P.s. I never vacuum my gravel in my planted tanks sense you want the waste to feed the plants why would you vacuum it out for


----------



## Username in use (Apr 29, 2010)

So here is my tank month n half in and as you can see it looks freshly set up lol 









Here it is grown in 5 months later :O as you can see its a friggen jungle!

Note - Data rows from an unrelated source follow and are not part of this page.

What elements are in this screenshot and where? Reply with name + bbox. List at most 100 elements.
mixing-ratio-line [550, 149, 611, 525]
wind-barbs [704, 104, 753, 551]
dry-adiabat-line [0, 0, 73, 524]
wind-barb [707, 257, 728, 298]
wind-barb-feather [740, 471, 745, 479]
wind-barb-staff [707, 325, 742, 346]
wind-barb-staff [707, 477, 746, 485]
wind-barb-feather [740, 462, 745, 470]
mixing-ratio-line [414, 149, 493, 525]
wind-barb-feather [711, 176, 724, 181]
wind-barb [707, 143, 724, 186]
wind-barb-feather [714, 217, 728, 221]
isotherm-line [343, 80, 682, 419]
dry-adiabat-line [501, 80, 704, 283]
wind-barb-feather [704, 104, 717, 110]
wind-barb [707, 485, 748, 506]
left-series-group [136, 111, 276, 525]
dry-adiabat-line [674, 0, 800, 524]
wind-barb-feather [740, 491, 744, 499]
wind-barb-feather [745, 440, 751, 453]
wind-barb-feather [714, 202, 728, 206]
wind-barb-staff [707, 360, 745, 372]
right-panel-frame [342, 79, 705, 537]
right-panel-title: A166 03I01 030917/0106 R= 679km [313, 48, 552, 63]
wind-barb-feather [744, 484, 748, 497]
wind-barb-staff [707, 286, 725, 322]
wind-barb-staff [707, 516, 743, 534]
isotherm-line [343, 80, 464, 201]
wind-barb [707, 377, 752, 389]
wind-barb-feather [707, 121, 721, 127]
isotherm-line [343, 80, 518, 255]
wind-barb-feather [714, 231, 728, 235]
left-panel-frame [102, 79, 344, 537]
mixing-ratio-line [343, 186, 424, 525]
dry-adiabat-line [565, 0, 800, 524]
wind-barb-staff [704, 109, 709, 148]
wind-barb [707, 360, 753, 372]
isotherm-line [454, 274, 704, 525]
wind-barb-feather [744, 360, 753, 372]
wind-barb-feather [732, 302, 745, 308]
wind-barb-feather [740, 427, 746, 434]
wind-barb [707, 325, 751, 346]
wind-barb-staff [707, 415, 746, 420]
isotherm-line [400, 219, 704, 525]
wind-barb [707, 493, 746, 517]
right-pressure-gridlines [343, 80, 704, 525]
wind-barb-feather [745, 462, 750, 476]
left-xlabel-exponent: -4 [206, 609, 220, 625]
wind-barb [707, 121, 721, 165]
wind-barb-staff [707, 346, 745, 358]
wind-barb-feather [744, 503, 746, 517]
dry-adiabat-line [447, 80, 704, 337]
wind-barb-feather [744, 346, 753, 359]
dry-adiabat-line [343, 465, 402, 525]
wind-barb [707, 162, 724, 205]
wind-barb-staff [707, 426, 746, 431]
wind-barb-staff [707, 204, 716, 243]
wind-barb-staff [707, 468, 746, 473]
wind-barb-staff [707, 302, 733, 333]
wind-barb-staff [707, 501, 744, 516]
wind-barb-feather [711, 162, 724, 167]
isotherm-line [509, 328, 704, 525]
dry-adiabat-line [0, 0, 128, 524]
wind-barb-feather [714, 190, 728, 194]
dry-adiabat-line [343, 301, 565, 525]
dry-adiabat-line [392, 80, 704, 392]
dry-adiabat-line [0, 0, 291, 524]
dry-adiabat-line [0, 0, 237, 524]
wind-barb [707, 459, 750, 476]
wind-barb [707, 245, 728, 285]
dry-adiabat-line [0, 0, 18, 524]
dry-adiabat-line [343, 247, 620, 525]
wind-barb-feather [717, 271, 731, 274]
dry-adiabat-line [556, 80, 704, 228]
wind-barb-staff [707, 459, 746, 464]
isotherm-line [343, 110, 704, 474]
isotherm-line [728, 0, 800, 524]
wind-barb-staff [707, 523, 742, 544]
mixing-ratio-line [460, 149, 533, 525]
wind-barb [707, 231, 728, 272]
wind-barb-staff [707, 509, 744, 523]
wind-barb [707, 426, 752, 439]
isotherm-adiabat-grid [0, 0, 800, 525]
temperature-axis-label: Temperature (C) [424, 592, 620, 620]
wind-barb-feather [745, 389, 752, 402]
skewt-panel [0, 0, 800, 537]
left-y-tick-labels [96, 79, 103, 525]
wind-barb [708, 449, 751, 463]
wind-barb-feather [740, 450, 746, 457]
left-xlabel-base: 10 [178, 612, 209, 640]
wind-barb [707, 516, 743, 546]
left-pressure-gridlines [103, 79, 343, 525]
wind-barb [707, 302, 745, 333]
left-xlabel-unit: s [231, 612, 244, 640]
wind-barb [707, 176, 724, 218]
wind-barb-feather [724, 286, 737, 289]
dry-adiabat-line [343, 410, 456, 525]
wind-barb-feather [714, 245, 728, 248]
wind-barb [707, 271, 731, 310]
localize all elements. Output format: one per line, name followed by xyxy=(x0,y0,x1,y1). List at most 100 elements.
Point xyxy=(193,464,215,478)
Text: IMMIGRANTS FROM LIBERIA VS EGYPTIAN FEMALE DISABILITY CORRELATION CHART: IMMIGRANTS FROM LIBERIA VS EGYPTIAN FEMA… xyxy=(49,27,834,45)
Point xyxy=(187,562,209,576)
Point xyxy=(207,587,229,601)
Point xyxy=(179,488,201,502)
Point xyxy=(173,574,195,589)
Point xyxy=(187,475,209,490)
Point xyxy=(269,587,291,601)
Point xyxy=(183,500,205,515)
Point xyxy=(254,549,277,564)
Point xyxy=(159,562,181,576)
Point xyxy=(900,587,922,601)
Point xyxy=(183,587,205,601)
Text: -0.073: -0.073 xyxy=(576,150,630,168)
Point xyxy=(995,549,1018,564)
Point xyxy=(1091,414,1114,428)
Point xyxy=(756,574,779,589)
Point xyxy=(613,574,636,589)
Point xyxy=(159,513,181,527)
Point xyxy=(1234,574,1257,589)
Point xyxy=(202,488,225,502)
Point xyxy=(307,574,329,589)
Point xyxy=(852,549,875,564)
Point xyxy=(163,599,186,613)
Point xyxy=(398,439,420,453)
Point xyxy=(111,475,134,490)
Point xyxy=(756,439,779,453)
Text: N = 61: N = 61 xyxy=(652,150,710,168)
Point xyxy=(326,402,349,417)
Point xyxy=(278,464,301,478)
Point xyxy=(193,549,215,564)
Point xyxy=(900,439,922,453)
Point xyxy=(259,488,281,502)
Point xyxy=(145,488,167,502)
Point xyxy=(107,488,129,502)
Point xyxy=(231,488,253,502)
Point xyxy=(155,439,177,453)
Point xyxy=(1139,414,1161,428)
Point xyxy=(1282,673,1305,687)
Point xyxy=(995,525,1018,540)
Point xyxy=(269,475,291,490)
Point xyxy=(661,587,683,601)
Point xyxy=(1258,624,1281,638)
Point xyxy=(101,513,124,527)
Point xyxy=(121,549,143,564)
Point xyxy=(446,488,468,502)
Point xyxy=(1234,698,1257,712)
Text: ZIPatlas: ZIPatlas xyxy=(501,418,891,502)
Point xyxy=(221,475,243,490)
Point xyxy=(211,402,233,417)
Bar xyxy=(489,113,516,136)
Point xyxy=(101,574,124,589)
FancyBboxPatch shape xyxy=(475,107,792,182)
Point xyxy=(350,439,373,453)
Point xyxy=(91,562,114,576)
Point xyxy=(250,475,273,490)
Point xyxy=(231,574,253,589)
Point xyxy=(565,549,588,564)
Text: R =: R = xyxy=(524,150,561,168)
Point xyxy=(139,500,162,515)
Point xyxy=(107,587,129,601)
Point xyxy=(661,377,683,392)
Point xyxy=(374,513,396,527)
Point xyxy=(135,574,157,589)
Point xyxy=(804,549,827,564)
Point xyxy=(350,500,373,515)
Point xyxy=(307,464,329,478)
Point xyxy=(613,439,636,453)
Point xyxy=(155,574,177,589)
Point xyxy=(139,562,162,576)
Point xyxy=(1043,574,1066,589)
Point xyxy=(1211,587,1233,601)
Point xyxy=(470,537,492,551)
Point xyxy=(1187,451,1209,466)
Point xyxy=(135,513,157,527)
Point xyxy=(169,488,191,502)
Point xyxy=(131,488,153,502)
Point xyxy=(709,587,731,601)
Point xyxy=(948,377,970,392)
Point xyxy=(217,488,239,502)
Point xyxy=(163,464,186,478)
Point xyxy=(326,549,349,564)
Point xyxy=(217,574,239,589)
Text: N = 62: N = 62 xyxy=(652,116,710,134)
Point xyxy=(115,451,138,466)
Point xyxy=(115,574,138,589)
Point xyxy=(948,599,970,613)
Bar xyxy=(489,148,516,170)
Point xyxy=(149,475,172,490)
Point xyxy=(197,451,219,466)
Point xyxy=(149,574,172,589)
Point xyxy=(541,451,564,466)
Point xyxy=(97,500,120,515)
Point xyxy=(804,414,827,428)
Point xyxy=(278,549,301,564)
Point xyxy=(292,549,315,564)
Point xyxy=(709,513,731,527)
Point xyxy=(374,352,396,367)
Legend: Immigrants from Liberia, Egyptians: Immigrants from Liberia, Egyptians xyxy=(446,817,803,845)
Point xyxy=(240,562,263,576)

And i need to trim things and split some plants that will be going in the tank under this picture lol :O









although its cloudy it has gotten less cloudy and looks better lol it is 125g tank  P.s. ignore the power head in the tank it was only in there to circulate the water when i had a leak and had to fix it so the water wouldn't stagnate on me


----------



## charking (Aug 12, 2009)

that is one gorgeous tank.. & I LOVE your angel. what plants have you got in there? they all have grown really well! i have asked a few people on ebay for ferts and i think i found the best lot to suit me its jbl substrate fert and a daily dropper (jbl also) it treats 10,000 litres (thats about £6) & the substrate mix is £12.99 so can get both for £20ish so not bad, the substrate mix will last a year too  i will get some pics once i get the tank they said they couldnt do today  so hopefully i get it tomorrow..


i have no idea what the tank looks like.. i know it has a wood stand but thats about it  lol. they said it has an arcadia light unit also so i guess thats one stood above the water?


----------



## charking (Aug 12, 2009)

also your wood in thats tank looks amazing.. i have bogwood in my tank i soaked for about 6 months and it still leeches :/ lol


----------



## Username in use (Apr 29, 2010)

i have java ferns, different crypts including bronze crypts, different types of amazons, java moss, wisteria, banana plant, onion plants, and some other plants i have forgotten the names to


----------